Ia meletakkan ponsel di atas paha dan menunggu.
Beberapa detik kemudian, layar kembali menyala.
Pesan baru masuk.
{Sabar, Mas sebentar lagi pulang. Mas lapar. Tolong masakin, ya, Ra? Biasanya Raya selalu nyempetin buatin bekal buat Mas.}
Rara terdiam membaca pesan itu. Jemarinya perlahan mencengkeram sisi ponsel.
Nama Raya kembali disebut. Padahal, sejak pagi Mbaknya itu sudah tidak berada di rumah.
‘Bahkan saat meminta sesuatu kepada Mas, aku tetap harus mendengar nama Mbak Raya.’
Ia tidak membalas pesan tersebut.

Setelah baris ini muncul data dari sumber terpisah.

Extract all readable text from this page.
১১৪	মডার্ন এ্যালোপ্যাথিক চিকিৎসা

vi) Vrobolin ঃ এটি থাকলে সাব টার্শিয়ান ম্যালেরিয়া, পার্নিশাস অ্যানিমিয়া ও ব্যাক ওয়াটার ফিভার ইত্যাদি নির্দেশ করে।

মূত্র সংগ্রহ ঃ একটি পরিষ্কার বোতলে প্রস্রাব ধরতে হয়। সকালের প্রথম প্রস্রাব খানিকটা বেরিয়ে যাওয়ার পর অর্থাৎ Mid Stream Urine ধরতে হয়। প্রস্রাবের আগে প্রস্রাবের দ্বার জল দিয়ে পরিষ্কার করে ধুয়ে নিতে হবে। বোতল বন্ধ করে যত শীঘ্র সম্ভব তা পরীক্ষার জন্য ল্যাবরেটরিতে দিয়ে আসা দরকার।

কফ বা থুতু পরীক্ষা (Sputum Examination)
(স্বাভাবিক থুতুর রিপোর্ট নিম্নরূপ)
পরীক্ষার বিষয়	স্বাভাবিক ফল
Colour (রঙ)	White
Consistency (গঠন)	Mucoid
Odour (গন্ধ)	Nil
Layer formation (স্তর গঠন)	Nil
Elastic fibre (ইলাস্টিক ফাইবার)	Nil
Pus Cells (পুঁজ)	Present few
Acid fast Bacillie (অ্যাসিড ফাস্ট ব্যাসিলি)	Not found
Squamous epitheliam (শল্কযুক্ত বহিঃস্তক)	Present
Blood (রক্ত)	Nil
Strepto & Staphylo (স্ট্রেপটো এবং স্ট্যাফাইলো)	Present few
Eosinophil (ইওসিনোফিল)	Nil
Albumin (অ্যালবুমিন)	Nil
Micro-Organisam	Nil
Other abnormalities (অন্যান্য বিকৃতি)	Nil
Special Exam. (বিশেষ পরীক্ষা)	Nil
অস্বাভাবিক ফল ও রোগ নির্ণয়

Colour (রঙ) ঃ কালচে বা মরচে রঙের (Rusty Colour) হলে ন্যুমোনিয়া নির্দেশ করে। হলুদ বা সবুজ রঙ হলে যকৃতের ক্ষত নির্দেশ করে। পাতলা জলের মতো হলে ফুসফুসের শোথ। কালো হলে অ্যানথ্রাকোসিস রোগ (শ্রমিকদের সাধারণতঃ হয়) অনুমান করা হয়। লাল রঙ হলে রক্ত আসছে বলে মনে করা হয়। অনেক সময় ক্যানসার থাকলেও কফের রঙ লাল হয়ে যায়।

Rara hanya mengunci layar ponselnya, lalu meletakkannya di atas sofa.
Tubuhnya kemudian bangkit. Ia mengusap perutnya sekali lagi sebelum berjalan menuju dapur.
“Ya sudah,” gumamnya pelan. “Aku masakin saja.”
Langkah Rara menghilang ke arah dapur, meninggalkan ruang tamu yang kembali sunyi.